Is David Price Actually Improving?

Casual fans who look at David Price’s stat-line this year definitely come away unimpressed. On the surface, his 4-6 record with a 3.97 ERA are sub-par for a pitcher of his caliber, especially one who has been pegged as an ace for his entire major league career. Along with the underwhelming initial stat-line, his average fastball velocity is still down from its apex at about 95-97 MPH to around 92-94 MPH. All of this looks like it spells disaster for both the Rays, who want to ship him out at the deadline for future cornerstone players, and for Price, who is a free agent after the 2015 season.

This table can show you the slight but meaningful decline in Price’s velocity since his Cy Young Award winning season in 2012:

Velocity (MPH)
Fastball    Sinker    Change    Curve    Cutter
2012    96.49       96.17        84.93      79.55     89.88
2013    94.51        94.47       84.72      80.32     89.15
2014    94.38       93.96       85.63      79.88     87.26

But if you delve deep into the world of statistics, it appears that David Price is arguably improving as a pitcher.
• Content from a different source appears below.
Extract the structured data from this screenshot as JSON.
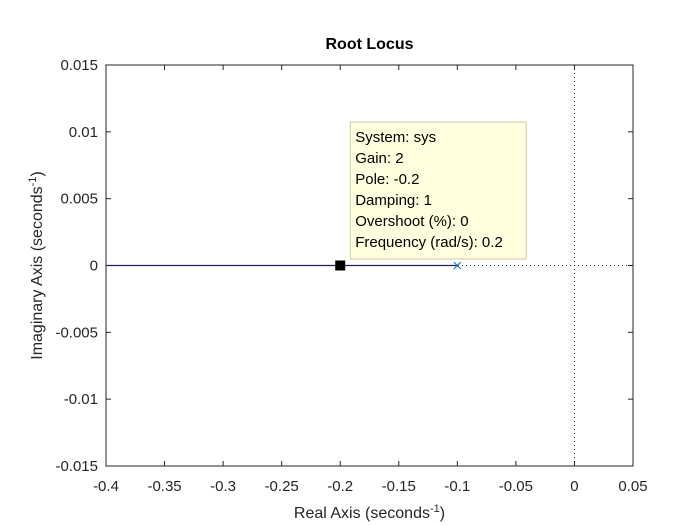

His K/9 is sitting at a career best 10.02 along with a career best BB/9 at 0.90. If you look a little deeper at the sabermetric stat-line Price is also performing at a career best FIP and xFIP, which are 2.97 and 2.66, respectively. These two stats portray how Price’s ERA is not indicative of his actual performance. Continuing this trend, his LOB% sits at below average 67.5%. High strikeout pitchers like Price usually have more control over their LOB%, so its very likely that Price will positively regress toward his career average of about 75%. It could even be better due to his increase of strikeouts and decrease in walks. He also is sporting a career high 12.3% HR/FB that is contributing to his inflated ERA.
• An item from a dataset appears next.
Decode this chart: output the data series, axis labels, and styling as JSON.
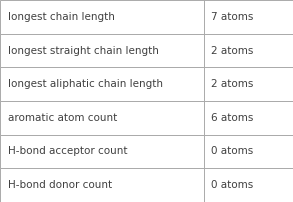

And if you look even deeper into the statistical world, Price is changing how he pitches—-and its actually improving his performance from its already lofty level. The only problem is the surface stats are not catching up with his actual performance…… just yet. Here is a table that shows Price’s pitch usage over the past three years:

      Pitch Usage
Fastball    Sinker     Change    Curve    Cutter
2012    12.56%    48.39%    12.15%    10.85%    16.06%
2013    15.07%    39.43%    16.61%    11.02%    17.87%
2014    15.97%    40.45%    17.02%    10.93%    15.64%

 With the velocity decrease in mind, the data is portraying that Price has had to adapt as a pitcher in order to continue having success. His fastball and changeup usage has increased because he can no longer blow it by hitters with ease. Along with this:

 Whiff Percentage
Fastball   Sinker  Change  Curve   Cutter
2012     9.24        6.15       12.37      20.25    9.74
2013     9.83        4.49      17.38      6.73       6.29
2014     9.28        9.20      19.09     12.88    12.02

In 2014, Price is rocking better whiff rates than in his amazing Cy Young Award winning 2012 season. His whiff rates have increased across the board other than his curveball. This means that David Price has adjusted his game around his diminishing velocity and has adapted from a power pitcher to a smarter, more crafty pitcher that changes speeds and does not solely rely on velocity to put away hitters. These increased whiff rates are the reason that Price is sporting a career best K/9 ratio. He is throwing a career best 72.1% of pitches for strikes on the first pitch of an at-bat, which contributes to his career best BB/9.

Overall, a simple glance at Price’s stat-line would give the impression that he is declining. But after looking deeper at his actual performance this season, the underlying facts show that he is changing the way he pitches and could quite possibly be getting better. There are rumblings that scouts no longer view Price as an ace that can lead a team deep into the playoffs. From a scouting perspective that may appear to be true, but with the knowledge of these underlying statistics, I believe that Price is still the pitcher he always has been, if not better.